Zwar handelt es sich bei Easy um keine David Simon-Serie, sodass die Erwartungen an einen urbanen Hymnus à la The Wire und Treme vorzugsweise heruntergeschraubt werden sollten. Dennoch hat Joe Swanberg im Lauf seiner Karriere beständig herausgefunden, wie er möglichst beiläufig möglichst viel über die Stadt und ihre Menschen erzählen kann, in der sich seine Filme abspielen. Wie Aziz Ansari in Master of None und Louis C.K. in Louie ein unkonventionelles, aber authentisches Bild von New York City entwerfen, entführt Easy in die versteckten Ecken Chicagos, die in den Establishing Shots von The Dark Knight nicht zu sehen waren. Selbst wenn die Qualität zwischen den einzelnen Episoden schwankt, entsteht am Ende ein facettenreiches Gebilde, das zum Lachen, Weinen und Nachdenken anregt. Unerträglich wird Easy nur dann, wenn Fragestellungen moderner Beziehungen in abgedroschenen Handlungsmustern durchexerziert werden.

In diese Kategorie fällt leider auch die erste Episode, die den Titel The F**King Study trägt und sich um das Ehepaar Andi (Elizabeth Reaser) und Kyle (Michael Chernus) dreht. Sie geht arbeiten, während er zuhause auf die Kinder aufpasst. Wie sich die getauschten Rollenbilder auf das Sexleben der beiden auswirken? Diese Frage wird auf einer Party gestellt und fördert somit erst Dinge als Problem zutage, die vorher selbstverständlich schienen. Ist ein Mann weniger attraktiv, wenn er sich nur noch um die Wäsche kümmert? Und ist eine Frau weniger attraktiv, wenn sie finanziell den Haushalt sichert? Fragen über Fragen und schnell bestätigt das Familienleben der beiden den schlappen Eindruck: Im Bett läuft nichts mehr, nur getrennt kommen sie zum Höhepunkt. Das ist jedoch alles andere als erquickend. Ein Rollenspiel soll wieder etwas Stimmung in die Beziehung bringen, doch das notgedrungene Experiment ist schon mit Auswahl der Kostüme zum Scheitern verurteilt.

Elizabeth Reaser und Michael Chernus in Easy

Als "Hot Housewife" und "Construction Worker" wollen Andi und Kyle am Halloween-Abend ihren Spaß haben, während die Kinder mit Bekannten auf der Straße unterwegs sind und Süßigkeiten sammeln. Bevor das Rollenspiel allerdings überhaupt in Fahrt kommt, klingelt das Smartphone.
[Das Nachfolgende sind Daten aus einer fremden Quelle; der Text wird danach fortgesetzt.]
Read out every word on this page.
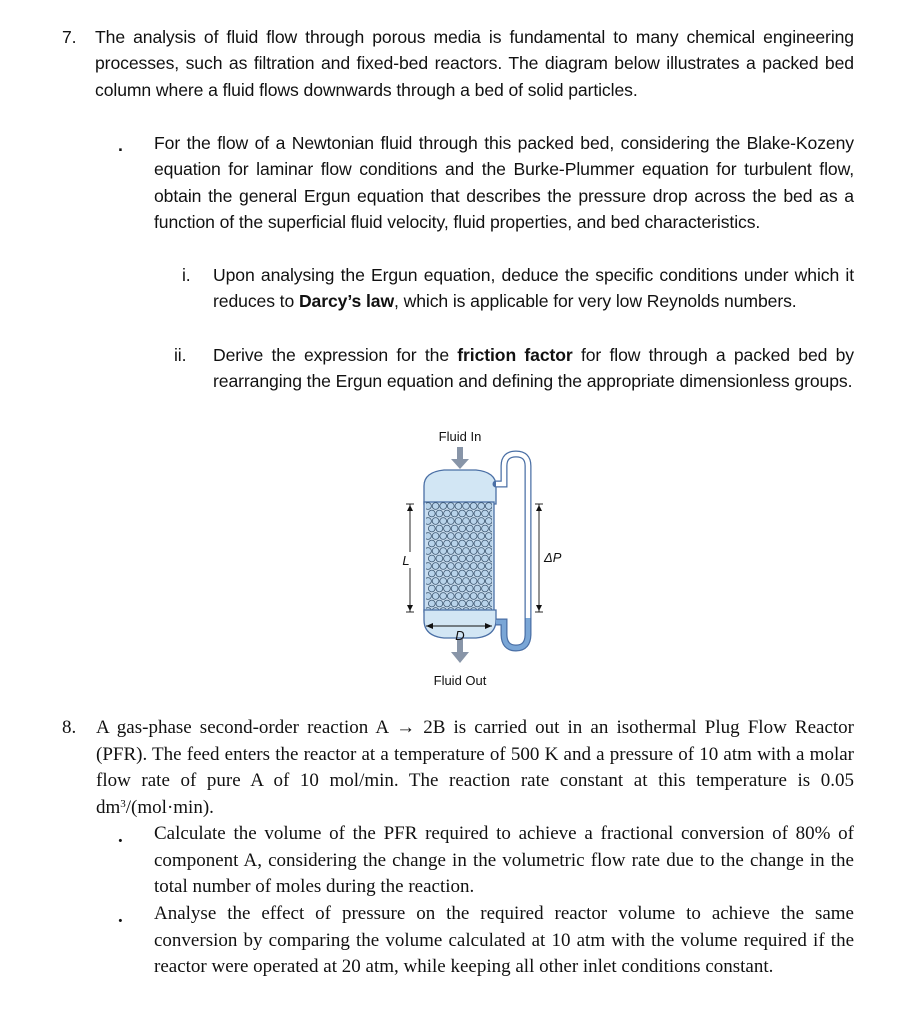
7. The analysis of fluid flow through porous media is fundamental to many chemical engineering processes, such as filtration and fixed-bed reactors. The diagram below illustrates a packed bed column where a fluid flows downwards through a bed of solid particles.
. For the flow of a Newtonian fluid through this packed bed, considering the Blake-Kozeny equation for laminar flow conditions and the Burke-Plummer equation for turbulent flow, obtain the general Ergun equation that describes the pressure drop across the bed as a function of the superficial fluid velocity, fluid properties, and bed characteristics.
i. Upon analysing the Ergun equation, deduce the specific conditions under which it reduces to Darcy’s law, which is applicable for very low Reynolds numbers.
ii. Derive the expression for the friction factor for flow through a packed bed by rearranging the Ergun equation and defining the appropriate dimensionless groups.
Fluid In
Fluid Out
L
D
ΔP
8. A gas-phase second-order reaction A → 2B is carried out in an isothermal Plug Flow Reactor (PFR). The feed enters the reactor at a temperature of 500 K and a pressure of 10 atm with a molar flow rate of pure A of 10 mol/min. The reaction rate constant at this temperature is 0.05 $dm^3/(mol\cdot\min)$.
. Calculate the volume of the PFR required to achieve a fractional conversion of 80% of component A, considering the change in the volumetric flow rate due to the change in the total number of moles during the reaction.
. Analyse the effect of pressure on the required reactor volume to achieve the same conversion by comparing the volume calculated at 10 atm with the volume required if the reactor were operated at 20 atm, while keeping all other inlet conditions constant.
Die Tochter ist aufs Knie gefallen und bedarf der Gegenwart ihrer Eltern. Alles kein Problem, zweiter Anlauf. Dieses Mal knistert es fast zwischen der Hausfrau und dem Bauarbeiter, doch dann schlägt das Klingeln des Smartphones wieder unbarmherzig zu. Der Verlauf der restlichen Episode ist in Stein gemeißelt, ehe Andi und Kyle etwas dagegen unternehmen können. Wenngleich die Entlarvung diverser Rollenbilder ganz witzig ist: Die emotionale Komponente verpasst The F**cking Study beinahe komplett. Erst in den finalen Minuten reißt Joe Swanberg das Ruder herum und verleiht dem (zu) langem Vorspiel Gewicht.

Ein undefinierbares Lächeln zwischen Erleichterung und Erschöpfung lässt den wahren Geist des Regisseurs durchblitzen, der alle Episoden von Easy geschrieben und inszeniert hat. Vielleicht waren es Anlaufschwierigkeiten, vielleicht auch nicht. Abschrecken lassen solltet ihr euch von dem lauen Auftakt jedoch auf keinen Fall. Allein die Aussicht auf Malin Akerman, Jane Adams, Andrew Bachelor, Orlando Bloom, Hannibal Buress, Aya Cash, Dave Franco, Jake Johnson, Marc Maron, Gugu Mbatha-Raw, Kate Micucci sowie Emily Ratajkowski sind Grund genug, den anderen Episoden eine Chance zu geben.

Spoiler: Das Wagnis lohnt sich, denn spätestens Geschichte Nr. 5 wird Swanberg-Anhänger endgültig begeistern. Hier entfaltet Easy sein gesamtes Potential. Und wer trotzdem enttäuscht wurde, kann sich auf den Algorithmus des Streaminganbieters ihres Vertrauens verlassen und wahlweise den Abend mit Slavery: Sands of Time oder The Sands of Sex verbringen.

Gebt ihr Easy von Joe Swanberg eine Chance?